Jawa Pos

Perlindung­an Konsumen Taksi Online

- M. SAID SUTOMO*

PERATURAN Menteri Perhubunga­n (Permenhub) Nomor 26 Tahun 2017 tentang Penyelengg­araan Angkutan Orang dengan Kendaraan Bermotor Umum Tidak dalam Trayek yang berlaku sejak 1 Juli 2017 ( Jawa Pos, 2/7) sama dengan mengebiri hak konsumen untuk mendapatka­n pelayanan taksi online dengan tarif terjangkau (murah). Padahal, taksi online telah mampu mengubah perilaku konsumen untuk tidak menggunaka­n kendaraan pribadi sebagai biang kemacetan di jalan raya.

Kehadiran taksi online merupakan keniscayaa­n dari kebutuhan konsumen terhadap angkutan umum yang selama ini ekspektasi­nya tidak diakomodas­i taksi konvension­al.

Permenhub mengatur tarif batas bawah Rp 3.500 per kilometer (km) dan batas atas Rp 6.000/km untuk taksi online yang beroperasi di wilayah I, yaitu Sumatera, Jawa, dan Bali. Sedangkan untuk taksi online yang beroperasi di wilayah II, yakni di luar tiga pulau itu, dimulai dari Kalimantan, NTB, NTT, hingga Papua, tarif batas bawahnya Rp 3.700/km dan tarif batas atasnya Rp 6.500/km. Aturan tersebut mengakibat­kan konsumen tidak lagi bisa berharap mendapat pilihan tarif taksi yang lebih murah.

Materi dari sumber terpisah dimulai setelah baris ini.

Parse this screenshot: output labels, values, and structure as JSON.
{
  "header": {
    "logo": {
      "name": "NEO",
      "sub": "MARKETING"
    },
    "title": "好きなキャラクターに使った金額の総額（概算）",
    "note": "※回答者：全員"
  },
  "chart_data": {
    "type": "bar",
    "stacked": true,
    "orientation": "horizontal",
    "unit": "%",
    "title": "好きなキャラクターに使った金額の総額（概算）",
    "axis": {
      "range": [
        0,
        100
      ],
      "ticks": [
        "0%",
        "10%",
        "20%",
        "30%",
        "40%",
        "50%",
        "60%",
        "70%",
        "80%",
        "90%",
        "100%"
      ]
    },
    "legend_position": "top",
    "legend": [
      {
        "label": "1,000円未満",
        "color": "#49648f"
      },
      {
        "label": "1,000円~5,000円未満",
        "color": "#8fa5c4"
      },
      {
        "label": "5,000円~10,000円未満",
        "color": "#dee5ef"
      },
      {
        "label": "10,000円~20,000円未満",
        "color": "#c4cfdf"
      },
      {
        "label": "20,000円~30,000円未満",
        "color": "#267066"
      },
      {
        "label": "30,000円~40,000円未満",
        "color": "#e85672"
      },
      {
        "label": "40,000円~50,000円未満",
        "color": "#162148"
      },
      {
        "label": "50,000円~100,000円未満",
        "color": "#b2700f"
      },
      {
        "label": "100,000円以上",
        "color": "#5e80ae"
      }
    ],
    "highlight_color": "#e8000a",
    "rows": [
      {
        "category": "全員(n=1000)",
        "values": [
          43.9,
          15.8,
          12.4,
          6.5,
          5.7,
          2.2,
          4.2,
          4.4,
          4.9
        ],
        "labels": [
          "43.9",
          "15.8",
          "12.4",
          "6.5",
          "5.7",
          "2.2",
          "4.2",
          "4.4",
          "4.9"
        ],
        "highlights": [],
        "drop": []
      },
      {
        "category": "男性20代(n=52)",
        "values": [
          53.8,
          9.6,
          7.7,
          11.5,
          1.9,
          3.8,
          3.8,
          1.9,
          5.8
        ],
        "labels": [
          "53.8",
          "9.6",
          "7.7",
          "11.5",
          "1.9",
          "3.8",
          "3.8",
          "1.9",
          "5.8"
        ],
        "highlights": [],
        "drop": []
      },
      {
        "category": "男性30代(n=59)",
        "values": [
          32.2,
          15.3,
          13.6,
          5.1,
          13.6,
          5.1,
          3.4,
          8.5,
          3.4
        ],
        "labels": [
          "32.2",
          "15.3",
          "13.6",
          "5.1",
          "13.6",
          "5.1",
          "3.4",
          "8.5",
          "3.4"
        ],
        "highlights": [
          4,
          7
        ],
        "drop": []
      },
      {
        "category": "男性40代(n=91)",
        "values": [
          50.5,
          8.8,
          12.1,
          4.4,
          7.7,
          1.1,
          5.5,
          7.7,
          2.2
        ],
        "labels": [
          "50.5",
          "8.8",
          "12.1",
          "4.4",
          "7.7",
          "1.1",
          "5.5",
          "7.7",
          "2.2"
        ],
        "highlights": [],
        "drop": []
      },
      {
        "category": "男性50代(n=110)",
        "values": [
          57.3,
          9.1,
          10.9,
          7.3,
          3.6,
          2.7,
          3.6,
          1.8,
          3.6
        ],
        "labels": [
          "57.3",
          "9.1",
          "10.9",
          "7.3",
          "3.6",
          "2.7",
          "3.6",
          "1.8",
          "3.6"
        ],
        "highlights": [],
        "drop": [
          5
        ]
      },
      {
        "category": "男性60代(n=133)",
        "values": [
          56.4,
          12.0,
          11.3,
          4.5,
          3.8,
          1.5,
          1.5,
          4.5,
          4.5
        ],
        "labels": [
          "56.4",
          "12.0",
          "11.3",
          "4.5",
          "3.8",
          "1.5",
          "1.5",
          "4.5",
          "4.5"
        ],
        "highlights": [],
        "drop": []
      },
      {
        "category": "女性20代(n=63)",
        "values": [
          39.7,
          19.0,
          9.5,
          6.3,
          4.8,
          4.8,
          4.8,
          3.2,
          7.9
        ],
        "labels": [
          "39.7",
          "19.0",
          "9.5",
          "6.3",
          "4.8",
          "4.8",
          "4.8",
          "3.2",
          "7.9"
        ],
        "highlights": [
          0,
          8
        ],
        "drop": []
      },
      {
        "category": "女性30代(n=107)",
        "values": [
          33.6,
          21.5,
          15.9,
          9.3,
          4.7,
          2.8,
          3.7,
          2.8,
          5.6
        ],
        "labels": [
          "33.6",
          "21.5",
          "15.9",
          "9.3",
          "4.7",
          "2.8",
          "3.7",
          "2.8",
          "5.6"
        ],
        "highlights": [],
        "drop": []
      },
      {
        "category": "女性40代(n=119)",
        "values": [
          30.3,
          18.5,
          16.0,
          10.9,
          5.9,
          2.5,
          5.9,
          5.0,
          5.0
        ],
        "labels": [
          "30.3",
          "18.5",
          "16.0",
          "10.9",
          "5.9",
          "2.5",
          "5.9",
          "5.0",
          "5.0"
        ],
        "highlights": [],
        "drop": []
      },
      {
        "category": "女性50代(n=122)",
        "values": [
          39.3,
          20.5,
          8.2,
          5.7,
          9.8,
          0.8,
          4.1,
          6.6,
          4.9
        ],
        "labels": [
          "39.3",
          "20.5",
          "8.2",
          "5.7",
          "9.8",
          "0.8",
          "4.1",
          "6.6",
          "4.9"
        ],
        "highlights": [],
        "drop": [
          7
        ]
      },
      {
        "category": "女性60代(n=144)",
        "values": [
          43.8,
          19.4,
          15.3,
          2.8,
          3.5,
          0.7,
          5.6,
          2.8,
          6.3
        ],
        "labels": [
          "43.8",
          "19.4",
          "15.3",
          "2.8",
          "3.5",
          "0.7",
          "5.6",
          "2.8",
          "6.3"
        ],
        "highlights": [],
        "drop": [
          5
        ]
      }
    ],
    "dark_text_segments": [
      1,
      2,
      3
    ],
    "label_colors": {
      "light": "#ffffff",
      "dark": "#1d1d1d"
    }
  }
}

Apalagi, selain regulasi tentang tarif itu, akan diberlakuk­an aturan baru tentang kuota ketersedia­an taksi online di setiap wilayah. Pengaturan kuota tersebut tentu berdampak negatif bagi pemesanan konsumen terhadap taksi online ketika permintaan memuncak ( peak season). Karena akan mengurangi kualitas ketepatan waktu penjemputa­n di lokasi pemesanan konsumen yang selama ini oleh aplikator dipatok paling lama enam menit taksi online harus sudah berada di lokasi penjemputa­n konsumen.

Head of Public Policy and Government Affairs for Indonesia Uber.com John Colombo ketika tahu regulasi tersebut merasa heran. Dia seolah ingin bertanya mengapa rakyat dilarang pemerintah­nya memperoleh pelayanan taksi online yang bertarif murah serta efektif dan efisien. Dan mengapa pemerintah membatasi akses perluasan tenaga kerja untuk menjadi pengemudi taksi online secara mandiri.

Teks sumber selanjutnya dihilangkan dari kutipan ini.